Ninguém questiona a importância de encontrar alternativas melhores e de evoluir a arquitetura de tecnologia para manter a competitividade em alta. Pelo contrário, trata-se de uma estratégia cada vez mais essencial em um mundo competitivo. Contudo, a pergunta que fica é: vale a pena adquirir soluções de forma indiscriminada apenas para dizer que está alinhado com todas as novidades? Cada solução custa dinheiro, e quando não é utilizado de forma plena, se transformam em desperdício financeiro. É a mesma coisa que pagar um pacote completo de TV a cabo em sua casa, mas só assistir à Netflix.
É necessário compreender quais são as dores e as soluções.
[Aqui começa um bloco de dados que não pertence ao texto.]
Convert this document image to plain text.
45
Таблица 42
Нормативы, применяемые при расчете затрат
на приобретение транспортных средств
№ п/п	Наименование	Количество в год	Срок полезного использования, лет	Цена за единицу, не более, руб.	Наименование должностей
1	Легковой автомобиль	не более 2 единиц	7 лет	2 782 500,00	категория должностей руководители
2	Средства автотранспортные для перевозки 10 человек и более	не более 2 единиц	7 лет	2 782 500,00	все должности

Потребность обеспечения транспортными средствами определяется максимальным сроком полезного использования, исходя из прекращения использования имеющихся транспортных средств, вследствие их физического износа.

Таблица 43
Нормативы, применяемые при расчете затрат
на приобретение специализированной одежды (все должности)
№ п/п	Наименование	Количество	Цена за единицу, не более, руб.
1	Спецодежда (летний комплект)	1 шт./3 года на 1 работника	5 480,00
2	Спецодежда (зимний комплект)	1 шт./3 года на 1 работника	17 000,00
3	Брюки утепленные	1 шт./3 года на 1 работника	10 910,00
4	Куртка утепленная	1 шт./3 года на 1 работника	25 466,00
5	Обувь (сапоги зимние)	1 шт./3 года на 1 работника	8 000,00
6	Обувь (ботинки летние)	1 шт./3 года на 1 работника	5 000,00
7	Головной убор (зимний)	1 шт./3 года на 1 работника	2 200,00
Na busca incessante de inovação a qualquer custo, as empresas caem na armadilha do over-engineering. Busca-se sempre a solução mais nova e atual das ferramentas já atualizadas e utiliza-se aquelas que, por diferentes motivos, se destacaram como tendência em seus segmentos. Mas pouco se questiona se essas ferramentas são, de fato, necessárias para o dia a dia do negócio.
O que se observa é justamente o contrário: o discurso tecnicista não só ganhou espaço no ambiente corporativo, como também ampliou sua presença nos mais diferentes departamentos. Não basta mais investir em TI; é preciso ter sempre a versão mais atual para conseguir se destacar e melhorar seus processos internos.
Não chega a surpreender, portanto, que as empresas brasileiras já investem 9% de suas receitas em soluções tecnológicas, segundo levantamento do Centro de Tecnologia de Informação Aplicada da Fundação GetUlio Vargas (FGVCia). Mas se relembrarmos o estudo já citado de estouro do orçamento nos sistemas em nuvem, fica o questionamento: por que não investimos essa quantia de forma correta?
A adoção de qualquer tecnologia deve-se levar em conta diferentes premissas básicas. Algumas, claro, de ordem técnica, como funcionalidades e capacidade de operação, além de observar se possui a estrutura necessária para rodar aquilo que ela promete. Mas há também fatores externos, que compreendem a própria forma como a organização enxerga e percebe essa solução dentro de seu organograma. Em outras palavras: se os profissionais sabem como utilizá-la em sua plenitude.
Qualquer sistema, por mais simples que seja, precisa apresentar resoluções para problemas reais de pessoas e companhias. Um CRM, por exemplo, deve trazer funcionalidades que resolvem questões inerentes às campanhas de marketing, e assim sucessivamente. Entretanto, se não há uma análise clara de quais são as dores e de quais benefícios são esperados, vai ser muito difícil encontrar a tecnologia ideal.
O over-engineering pode custar a sobrevivência de qualquer negócio se não for tratado com rapidez e, claro, com eficiência. Novamente: não se trata de interromper o investimento em tecnologia, e, sim, de direcionar melhor os esforços financeiros e produtivos para impulsionar ainda mais os negócios, o que reforça a importância do planejamento e investimento correto em soluções tecnológicas.”